Around three o’clock Leo rang the shop and asked her if she’d like to come into the restaurant about eight thirty as they had a table due to a cancellation and by then he would be free to join her. She immediately said yes, and that she would be happy if he surprised her with something from the Italian part of the menu, which Leo was delighted to hear.
She knew there was a feeling amongst women that it was best to play things cool and not agree to everything, as men like to feel they were doing the chasing but, at her age, Diana felt there was absolutely no point in pretending.
Jane Freeman called into the shop later in the afternoon, interested in any news about Diana and Leo, but more anxious to talk about Stella. She was delighted to hear that all was going well with her friend’s romance, and had an air of being instrumental in bringing them together, although Diana did subtly point out that it was in fact Maria who had been the link.
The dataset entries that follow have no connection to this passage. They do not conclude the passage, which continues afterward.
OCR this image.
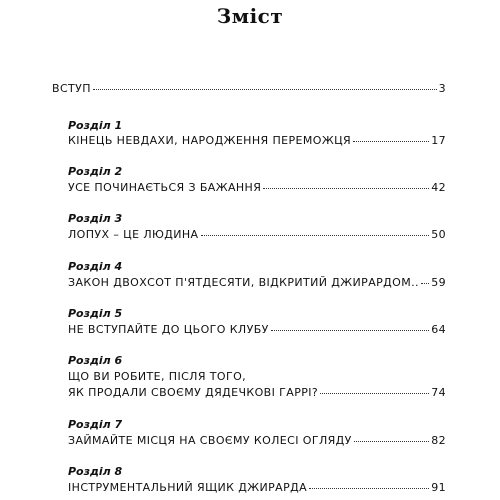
Зміст
ВСТУП	3
Розділ 1
КІНЕЦЬ НЕВДАХИ, НАРОДЖЕННЯ ПЕРЕМОЖЦЯ	17
Розділ 2
УСЕ ПОЧИНАЄТЬСЯ З БАЖАННЯ	42
Розділ 3
ЛОПУХ – ЦЕ ЛЮДИНА	50
Розділ 4
ЗАКОН ДВОХСОТ П'ЯТДЕСЯТИ, ВІДКРИТИЙ ДЖИРАРДОМ.. 59
Розділ 5
НЕ ВСТУПАЙТЕ ДО ЦЬОГО КЛУБУ	64
Розділ 6
ЩО ВИ РОБИТЕ, ПІСЛЯ ТОГО,
ЯК ПРОДАЛИ СВОЄМУ ДЯДЕЧКОВІ ГАРРІ?	74
Розділ 7
ЗАЙМАЙТЕ МІСЦЯ НА СВОЄМУ КОЛЕСІ ОГЛЯДУ	82
Розділ 8
ІНСТРУМЕНТАЛЬНИЙ ЯЩИК ДЖИРАРДА	91
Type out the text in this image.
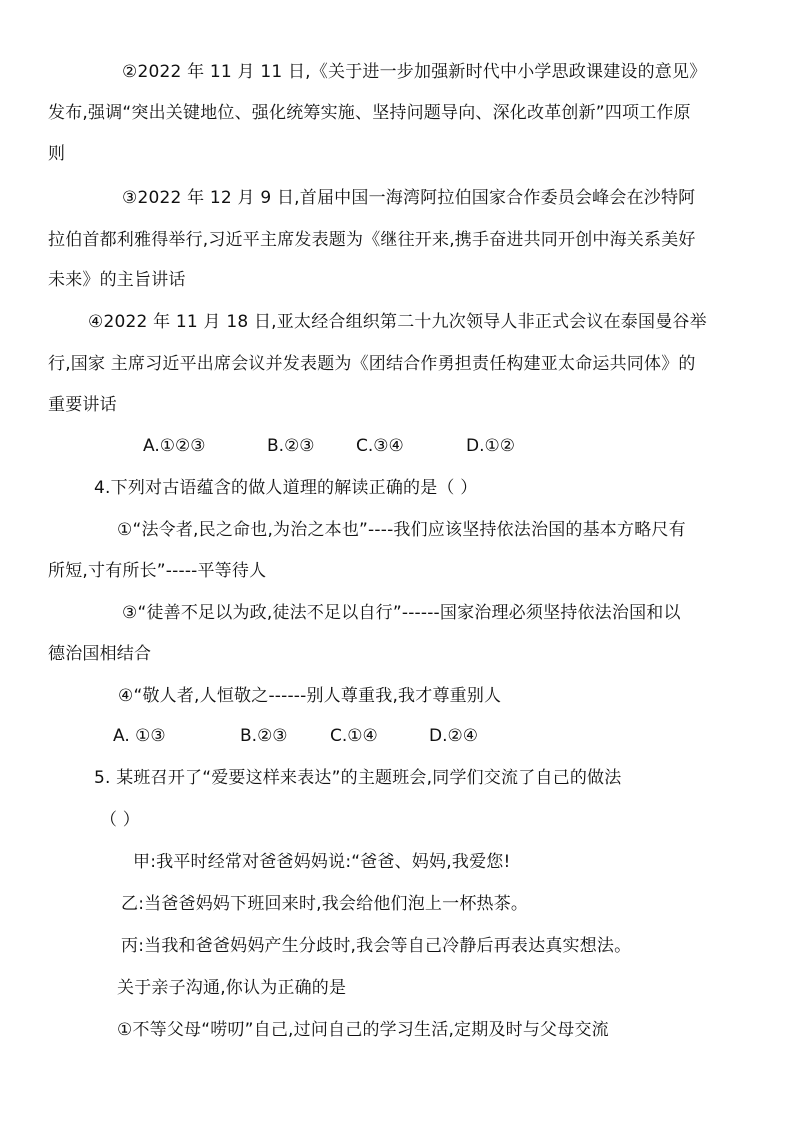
②2022 年 11 月 11 日,《关于进一步加强新时代中小学思政课建设的意见》
发布,强调“突出关键地位、强化统筹实施、坚持问题导向、深化改革创新”四项工作原
则
③2022 年 12 月 9 日,首届中国一海湾阿拉伯国家合作委员会峰会在沙特阿
拉伯首都利雅得举行,习近平主席发表题为《继往开来,携手奋进共同开创中海关系美好
未来》的主旨讲话
④2022 年 11 月 18 日,亚太经合组织第二十九次领导人非正式会议在泰国曼谷举
行,国家 主席习近平出席会议并发表题为《团结合作勇担责任构建亚太命运共同体》的
重要讲话
A.①②③	B.②③ C.③④	D.①②
4.下列对古语蕴含的做人道理的解读正确的是（ ）
①“法令者,民之命也,为治之本也”----我们应该坚持依法治国的基本方略尺有
所短,寸有所长”-----平等待人
③“徒善不足以为政,徒法不足以自行”------国家治理必须坚持依法治国和以
德治国相结合
④“敬人者,人恒敬之------别人尊重我,我才尊重别人
A. ①③	B.②③ C.①④	D.②④
5. 某班召开了“爱要这样来表达”的主题班会,同学们交流了自己的做法
（ ）
甲:我平时经常对爸爸妈妈说:“爸爸、妈妈,我爱您!
乙:当爸爸妈妈下班回来时,我会给他们泡上一杯热茶。
丙:当我和爸爸妈妈产生分歧时,我会等自己冷静后再表达真实想法。
关于亲子沟通,你认为正确的是
①不等父母“唠叨”自己,过问自己的学习生活,定期及时与父母交流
“Talking of Maria,” Jane said, lowering her voice so the other shop assistants couldn’t hear, “we were surprised to hear she has completely given up on her ballet lessons. We knew she had taken a term off to have more time for studying for her O-levels, but we presumed she would go back after the summer. Stella was quite upset about it as they’ve been going together for years.”
“Well,” Diana said, “I suppose when girls reach a certain age they decide it’s for them or not. I gave my ballet classes up when I was fourteen.” She paused. “From what Maria has said to me, she has been thinking of dropping out for a while. When she had the break from it, she realised she has outgrown it. She said she was really only mediocre in any case and openly admits that Stella is much more talented and could make a career out of it.”
Jane’s eyes widened. “Oh, yes,” she said in a weary tone, “it’s the one thing she certainly seems to be talented in and has always enjoyed, but recently she’s lost interest in talking about it and if you suggest that she needs to practise more it’s all-out war in our house. And now that Maria won’t be going to classes with her, goodness knows how it will affect Stella’s interest in it.”